Abstract
Objective
The aim of this study is to present a case of superior oblique muscle dysfunction after a frontal sinus mini-trephine.
Methods
This is a case report of an 18-year-old woman where a mini-trephination approach and endoscope were used to open and marsupialize a symptomatic, opacified type IV cell within the left frontal sinus. After surgery, the patient developed a persisting diplopia; a left superior oblique muscle palsy was diagnosed. Nine cadaveric dissections of the trochlea were undertaken to clarify mechanisms for potential trochlear damage.
Results
Cadaveric dissection reveals that the trochlea is more than a simple pulley; it is a complex structure in close proximity to the orbital rim. The superior oblique tendon telescopes and is surrounded by a vascular sheath that could be easily traumatized.
Conclusion
Damage to the trochlea could occur, as the periosteum is elevated from bone or during healing. Alternatively, prolonged traction on soft tissue near the trochlea could cause swelling of the vascular sheath, fibrosis, and hypomobility of the superior oblique tendon. Careful siting of the incision for external frontal sinus surgery as well as careful retraction of skin flaps and periosteal elevation are all techniques used, which should reduce the risk of damage to the trochlea.
1
Introduction
Frontal sinus disease, which was typically managed with external procedures, is now usually managed endoscopically. Despite endoscopic advances, an external procedure such as a frontal sinus mini-trephine or an osteoplastic flap may still be required . A case is reported where a mini-trephination approach led to a superior oblique muscle palsy. A report on the anatomy and physiology of the trochlear as well as cadaveric dissections in the present study shows that trochlear anatomy should be carefully considered when designing external frontal sinus incisions as well as during surgery. These issues have been considered and discussed.
2
Case report
An 18-year-old woman presented with a history of recurring sinus infections and left frontal sinus pain. Previous left-sided endoscopic sinus surgery had been unsuccessful. Nasendoscopy showed a wide open left maxillary sinus ostium and 2 potential openings to the left frontal sinus. A computed tomographic scan showed an opacified type IV cell in the left frontal sinus ( Fig. 1 ). A combined internal-external approach was used to approach this cell . An incision was made under the left eyebrow ( Fig. 2 ), and the dissection continued down to bone. Periosteal flaps were raised; retraction of soft tissues was obtained with a self-retaining retractor and a circular opening (approximately 8 mm) made into the floor of the left frontal sinus. The opacified frontal cell was identified and removed. The frontal sinus was then identified and opened further from below. The external incision was closed in layers. Postoperatively, there was no swelling or hemorrhage ( Fig. 2 ). The patient noticed diplopia immediately after surgery, which improved after 4 to 6 weeks. However, some diplopia persisted at 3 months. Resulting tests showed a slight superior oblique underaction and resultant left hypertropia. This has been corrected with strabismus surgery.
2.1
Anatomical dissections
To clarify the mechanisms for potential trochlear damage, 9 anatomical dissections of the trochlea were performed; the structure of the trochlea was also examined histologically. The trochlea can be identified using bony anatomical landmarks. The trochlea can be identified 10.0 ± 0.9 mm inferior to the palpable superior orbital foramen in a medial direction just under the superomedial orbital margin ( Fig. 3 ) . The trochlea commonly attaches to the frontal bone in the trochlea fossa ; however, it may also attach to a trochlear spine . This spine was apparent in 2 of the dissections. The superior oblique muscle tendon then travels laterally along an oblique vector (within 1 mm) to the frontozygomatic suture .

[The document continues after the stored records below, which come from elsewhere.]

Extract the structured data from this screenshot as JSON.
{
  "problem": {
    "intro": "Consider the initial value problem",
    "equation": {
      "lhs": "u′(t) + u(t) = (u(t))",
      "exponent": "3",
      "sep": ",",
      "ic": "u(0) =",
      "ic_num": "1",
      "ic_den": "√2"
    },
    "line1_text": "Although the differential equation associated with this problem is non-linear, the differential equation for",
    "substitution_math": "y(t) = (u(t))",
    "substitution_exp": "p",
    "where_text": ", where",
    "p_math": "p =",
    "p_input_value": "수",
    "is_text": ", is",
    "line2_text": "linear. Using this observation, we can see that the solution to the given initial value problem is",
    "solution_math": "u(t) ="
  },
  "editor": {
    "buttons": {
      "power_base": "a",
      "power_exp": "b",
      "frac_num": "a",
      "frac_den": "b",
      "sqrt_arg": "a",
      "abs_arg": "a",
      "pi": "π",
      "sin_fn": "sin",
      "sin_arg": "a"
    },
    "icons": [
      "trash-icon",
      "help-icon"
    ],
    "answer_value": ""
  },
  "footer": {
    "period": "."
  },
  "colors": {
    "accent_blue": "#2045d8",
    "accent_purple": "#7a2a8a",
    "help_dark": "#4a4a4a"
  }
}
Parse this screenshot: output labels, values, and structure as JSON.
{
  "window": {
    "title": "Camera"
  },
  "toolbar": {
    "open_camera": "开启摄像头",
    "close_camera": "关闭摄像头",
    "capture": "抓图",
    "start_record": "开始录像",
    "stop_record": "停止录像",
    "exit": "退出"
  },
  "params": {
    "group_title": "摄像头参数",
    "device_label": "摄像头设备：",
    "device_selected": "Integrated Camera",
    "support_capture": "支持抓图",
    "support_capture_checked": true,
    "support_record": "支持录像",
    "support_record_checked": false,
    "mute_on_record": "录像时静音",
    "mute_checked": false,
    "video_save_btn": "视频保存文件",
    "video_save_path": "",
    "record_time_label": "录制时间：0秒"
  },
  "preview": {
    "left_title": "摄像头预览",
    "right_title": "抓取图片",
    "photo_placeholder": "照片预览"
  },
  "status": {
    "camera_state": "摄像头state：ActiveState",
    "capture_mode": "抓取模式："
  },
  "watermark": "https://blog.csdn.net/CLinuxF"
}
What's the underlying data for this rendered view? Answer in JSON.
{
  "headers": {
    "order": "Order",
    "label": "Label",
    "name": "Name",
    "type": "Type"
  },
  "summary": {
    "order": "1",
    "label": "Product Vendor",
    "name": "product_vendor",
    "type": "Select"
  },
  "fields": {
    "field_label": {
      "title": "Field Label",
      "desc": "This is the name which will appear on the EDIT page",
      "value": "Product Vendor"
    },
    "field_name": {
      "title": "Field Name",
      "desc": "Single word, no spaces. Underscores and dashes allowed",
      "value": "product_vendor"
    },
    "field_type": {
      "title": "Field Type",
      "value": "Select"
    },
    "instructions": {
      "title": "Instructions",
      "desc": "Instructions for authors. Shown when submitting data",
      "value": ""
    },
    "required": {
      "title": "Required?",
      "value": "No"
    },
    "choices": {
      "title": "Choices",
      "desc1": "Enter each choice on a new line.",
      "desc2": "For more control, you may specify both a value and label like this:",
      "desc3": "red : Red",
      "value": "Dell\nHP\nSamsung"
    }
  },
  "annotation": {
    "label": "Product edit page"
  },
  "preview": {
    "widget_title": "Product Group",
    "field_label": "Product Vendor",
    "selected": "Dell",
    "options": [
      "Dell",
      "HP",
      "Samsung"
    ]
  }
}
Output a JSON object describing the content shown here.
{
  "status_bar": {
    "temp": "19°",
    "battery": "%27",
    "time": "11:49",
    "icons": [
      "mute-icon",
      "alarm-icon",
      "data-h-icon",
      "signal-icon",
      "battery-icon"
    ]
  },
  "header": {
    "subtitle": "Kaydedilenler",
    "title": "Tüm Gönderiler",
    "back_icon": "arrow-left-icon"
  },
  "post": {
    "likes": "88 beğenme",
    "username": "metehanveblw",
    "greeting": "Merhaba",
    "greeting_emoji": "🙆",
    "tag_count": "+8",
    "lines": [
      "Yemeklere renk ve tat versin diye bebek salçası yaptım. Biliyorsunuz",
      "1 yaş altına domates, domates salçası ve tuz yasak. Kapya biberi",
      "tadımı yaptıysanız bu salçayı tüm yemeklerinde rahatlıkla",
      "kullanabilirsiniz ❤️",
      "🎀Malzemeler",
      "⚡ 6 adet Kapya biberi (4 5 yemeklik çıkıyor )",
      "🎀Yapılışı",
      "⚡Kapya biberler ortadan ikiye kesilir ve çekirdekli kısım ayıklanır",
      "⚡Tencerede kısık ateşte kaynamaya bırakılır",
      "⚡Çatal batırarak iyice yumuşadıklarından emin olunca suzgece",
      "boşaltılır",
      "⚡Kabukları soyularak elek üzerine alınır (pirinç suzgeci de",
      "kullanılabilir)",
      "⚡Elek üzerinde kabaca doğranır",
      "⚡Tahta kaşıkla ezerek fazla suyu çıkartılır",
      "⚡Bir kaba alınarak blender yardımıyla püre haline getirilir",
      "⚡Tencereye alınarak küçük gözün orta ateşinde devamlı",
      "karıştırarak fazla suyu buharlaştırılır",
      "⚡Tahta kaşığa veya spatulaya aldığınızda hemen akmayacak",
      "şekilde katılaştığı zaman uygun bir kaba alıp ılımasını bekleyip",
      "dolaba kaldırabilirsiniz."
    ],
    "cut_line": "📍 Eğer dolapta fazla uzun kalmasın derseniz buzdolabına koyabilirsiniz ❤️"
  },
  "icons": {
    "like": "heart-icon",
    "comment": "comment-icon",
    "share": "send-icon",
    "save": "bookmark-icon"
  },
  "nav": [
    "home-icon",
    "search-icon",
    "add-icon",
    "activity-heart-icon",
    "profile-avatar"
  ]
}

The trochlear is also more than just a simple pulley . The superior oblique tendon is made up of separate fascicles, which telescope on each other ( Fig. 4 ); the central part of the tendon has a greater range of movement than the peripheral part . As the tendon moves within the concavity of the trochlea, the outer part of the tendon must move a greater distance than the inner part; how the tendon and the muscle achieves this is not known. A highly vascular sheath surrounds the intratrochlear portion of the tendon. It is the only extraocular muscle or tendon with such a rich vascular tunic; this sheath is postulated to meet the need for repair of “wear and tear” as well as for heat dissipation .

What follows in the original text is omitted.